Mark's Market Talk

Apr 19, 2021

Last week grains were higher as cool weather slowed planting in the Midwest. May corn was up 9 cents while Dec corn was 16 higher as bear spreading continues. We have known for some time that the old and new crop prices would come together, it was just a matter of how the adjustment would occur. For the time being it appears they may meet somewhere in the middle. Old crop has held its value quite well, but now we need a new spark like a big sale announcement. Otherwise, the lead month will trend lower. May corn was over 6.00 at one-point last week, but it did not close above 6. It has been 2013 since corn was that high. The weather news has shifted to the new crop. There are concerns of planting delays here and continued hot dry weather in South America. Local new crop corn was in the 4.70 range last Friday which is getting some attention from producers. Of course, the question has been will we see 5.00. The correct answer at this point would be, maybe. The forecast is cool but there is not much rain predicted. The is a slew of planters sitting around ready to go as soon as the producer decides it is time. That will probably be this week and given some nice days we all know how fast this corn crop will get planted. May beans ended last week 30 cents higher while Nov was a short 10 cents higher. Several times in the past month or so it looked like old crop beans were ready to throw in the towel.
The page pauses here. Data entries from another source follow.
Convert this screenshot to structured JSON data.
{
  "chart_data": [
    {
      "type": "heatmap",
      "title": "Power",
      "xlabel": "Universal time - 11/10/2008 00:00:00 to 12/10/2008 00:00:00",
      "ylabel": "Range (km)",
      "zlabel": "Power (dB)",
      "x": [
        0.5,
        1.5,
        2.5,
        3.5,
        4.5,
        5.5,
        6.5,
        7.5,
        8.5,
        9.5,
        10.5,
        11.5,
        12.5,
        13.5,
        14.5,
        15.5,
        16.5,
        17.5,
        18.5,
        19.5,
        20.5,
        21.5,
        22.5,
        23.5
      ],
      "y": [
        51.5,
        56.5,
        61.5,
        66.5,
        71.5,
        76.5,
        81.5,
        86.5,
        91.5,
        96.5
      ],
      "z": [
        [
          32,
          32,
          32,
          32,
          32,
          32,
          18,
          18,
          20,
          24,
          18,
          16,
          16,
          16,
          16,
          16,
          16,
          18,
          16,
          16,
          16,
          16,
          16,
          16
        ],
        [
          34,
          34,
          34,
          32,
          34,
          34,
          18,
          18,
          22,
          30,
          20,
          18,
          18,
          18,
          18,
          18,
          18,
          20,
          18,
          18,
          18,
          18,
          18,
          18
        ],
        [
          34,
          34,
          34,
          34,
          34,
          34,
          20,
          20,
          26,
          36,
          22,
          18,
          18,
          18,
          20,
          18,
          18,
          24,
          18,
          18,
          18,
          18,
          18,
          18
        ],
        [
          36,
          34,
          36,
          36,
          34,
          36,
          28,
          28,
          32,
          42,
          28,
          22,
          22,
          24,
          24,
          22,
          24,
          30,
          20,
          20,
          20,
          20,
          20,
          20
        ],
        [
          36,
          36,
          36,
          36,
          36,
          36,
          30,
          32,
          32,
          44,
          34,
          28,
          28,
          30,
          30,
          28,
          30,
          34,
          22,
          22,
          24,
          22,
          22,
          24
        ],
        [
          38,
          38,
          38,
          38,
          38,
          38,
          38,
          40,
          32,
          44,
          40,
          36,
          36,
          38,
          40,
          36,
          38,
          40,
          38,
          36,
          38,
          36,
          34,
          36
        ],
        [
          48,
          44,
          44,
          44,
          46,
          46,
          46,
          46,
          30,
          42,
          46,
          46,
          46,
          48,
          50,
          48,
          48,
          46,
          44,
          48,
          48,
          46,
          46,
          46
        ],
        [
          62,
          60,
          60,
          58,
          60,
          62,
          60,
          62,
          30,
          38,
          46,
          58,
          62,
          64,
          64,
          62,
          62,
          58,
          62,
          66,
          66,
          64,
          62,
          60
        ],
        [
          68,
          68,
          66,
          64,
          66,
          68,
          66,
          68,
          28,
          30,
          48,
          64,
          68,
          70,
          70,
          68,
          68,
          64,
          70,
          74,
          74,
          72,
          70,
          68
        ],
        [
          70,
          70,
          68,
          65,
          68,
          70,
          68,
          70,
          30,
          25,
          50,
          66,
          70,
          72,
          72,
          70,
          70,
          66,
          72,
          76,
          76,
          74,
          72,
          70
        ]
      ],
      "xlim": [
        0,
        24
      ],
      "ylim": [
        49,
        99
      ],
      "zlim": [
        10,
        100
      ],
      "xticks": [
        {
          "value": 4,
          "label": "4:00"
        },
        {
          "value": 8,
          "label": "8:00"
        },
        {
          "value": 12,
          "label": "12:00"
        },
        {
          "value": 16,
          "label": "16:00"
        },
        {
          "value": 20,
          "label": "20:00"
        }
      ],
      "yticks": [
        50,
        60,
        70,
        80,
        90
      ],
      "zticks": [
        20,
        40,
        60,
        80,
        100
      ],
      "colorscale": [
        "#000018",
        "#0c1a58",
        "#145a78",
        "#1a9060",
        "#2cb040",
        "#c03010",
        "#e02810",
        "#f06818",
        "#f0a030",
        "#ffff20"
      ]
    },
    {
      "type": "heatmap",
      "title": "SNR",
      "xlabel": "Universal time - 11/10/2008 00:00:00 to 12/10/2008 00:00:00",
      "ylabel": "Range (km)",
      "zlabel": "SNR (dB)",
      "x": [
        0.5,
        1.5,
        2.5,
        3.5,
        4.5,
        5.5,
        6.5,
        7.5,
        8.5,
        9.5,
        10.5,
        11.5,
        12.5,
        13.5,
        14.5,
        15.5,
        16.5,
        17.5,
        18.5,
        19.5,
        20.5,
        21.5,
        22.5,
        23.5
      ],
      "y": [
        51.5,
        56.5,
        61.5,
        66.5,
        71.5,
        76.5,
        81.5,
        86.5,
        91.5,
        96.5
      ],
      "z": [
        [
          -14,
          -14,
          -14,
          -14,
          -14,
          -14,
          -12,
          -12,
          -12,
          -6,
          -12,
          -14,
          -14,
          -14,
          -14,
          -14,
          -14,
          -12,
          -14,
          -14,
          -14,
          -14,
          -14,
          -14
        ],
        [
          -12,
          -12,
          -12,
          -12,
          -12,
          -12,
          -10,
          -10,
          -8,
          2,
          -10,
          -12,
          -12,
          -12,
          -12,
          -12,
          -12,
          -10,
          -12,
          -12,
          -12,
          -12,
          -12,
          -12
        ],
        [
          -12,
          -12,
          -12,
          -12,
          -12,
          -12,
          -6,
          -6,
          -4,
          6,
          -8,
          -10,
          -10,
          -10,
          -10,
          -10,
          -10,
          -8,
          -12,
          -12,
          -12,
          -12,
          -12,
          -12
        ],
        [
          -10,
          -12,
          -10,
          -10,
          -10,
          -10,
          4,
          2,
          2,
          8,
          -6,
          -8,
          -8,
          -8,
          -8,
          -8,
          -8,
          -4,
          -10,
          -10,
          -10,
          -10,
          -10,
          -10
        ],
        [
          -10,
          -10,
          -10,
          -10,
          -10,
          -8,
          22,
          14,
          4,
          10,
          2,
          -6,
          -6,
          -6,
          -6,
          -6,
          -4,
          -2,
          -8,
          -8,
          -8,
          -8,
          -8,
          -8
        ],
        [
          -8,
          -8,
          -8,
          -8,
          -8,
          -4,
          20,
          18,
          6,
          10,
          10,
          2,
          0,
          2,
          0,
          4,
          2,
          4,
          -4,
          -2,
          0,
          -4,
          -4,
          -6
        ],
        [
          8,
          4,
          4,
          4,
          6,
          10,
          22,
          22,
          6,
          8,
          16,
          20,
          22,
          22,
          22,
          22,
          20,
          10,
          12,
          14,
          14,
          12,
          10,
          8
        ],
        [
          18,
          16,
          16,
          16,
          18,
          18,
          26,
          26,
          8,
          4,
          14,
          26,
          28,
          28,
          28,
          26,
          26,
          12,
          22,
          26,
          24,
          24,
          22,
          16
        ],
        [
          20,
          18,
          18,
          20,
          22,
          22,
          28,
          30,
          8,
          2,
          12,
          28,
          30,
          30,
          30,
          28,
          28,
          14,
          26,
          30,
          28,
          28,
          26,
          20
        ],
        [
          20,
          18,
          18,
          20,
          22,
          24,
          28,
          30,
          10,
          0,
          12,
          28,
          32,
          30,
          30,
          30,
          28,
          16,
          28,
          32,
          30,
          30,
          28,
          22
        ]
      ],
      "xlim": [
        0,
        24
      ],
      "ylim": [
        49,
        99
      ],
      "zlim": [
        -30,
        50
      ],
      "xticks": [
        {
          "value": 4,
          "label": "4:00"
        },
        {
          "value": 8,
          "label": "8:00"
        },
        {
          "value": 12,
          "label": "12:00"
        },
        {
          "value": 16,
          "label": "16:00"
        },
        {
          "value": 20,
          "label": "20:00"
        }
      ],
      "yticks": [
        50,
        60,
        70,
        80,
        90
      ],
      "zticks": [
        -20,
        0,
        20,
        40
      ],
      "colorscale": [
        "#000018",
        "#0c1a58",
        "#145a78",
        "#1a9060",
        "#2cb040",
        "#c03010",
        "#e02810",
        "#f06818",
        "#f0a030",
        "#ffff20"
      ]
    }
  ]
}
Then we get a week like this and they come roaring back. The veg oil market was the driver this week as canola oil hit some new highs dragging soy oil along for the ride. However, meal did not move higher and for beans to hold their value meal must stay positive. The focus is slowly shifting to new crop beans as traders watch for indications that beans will get more acres this spring. The cool weather that is slowing corn planting may get beans a few more acres. But if those acres did not already have some nitrogen on them, the producer was wishy washy in his plans anyway. More answers will become apparent as we move into the middle of spring.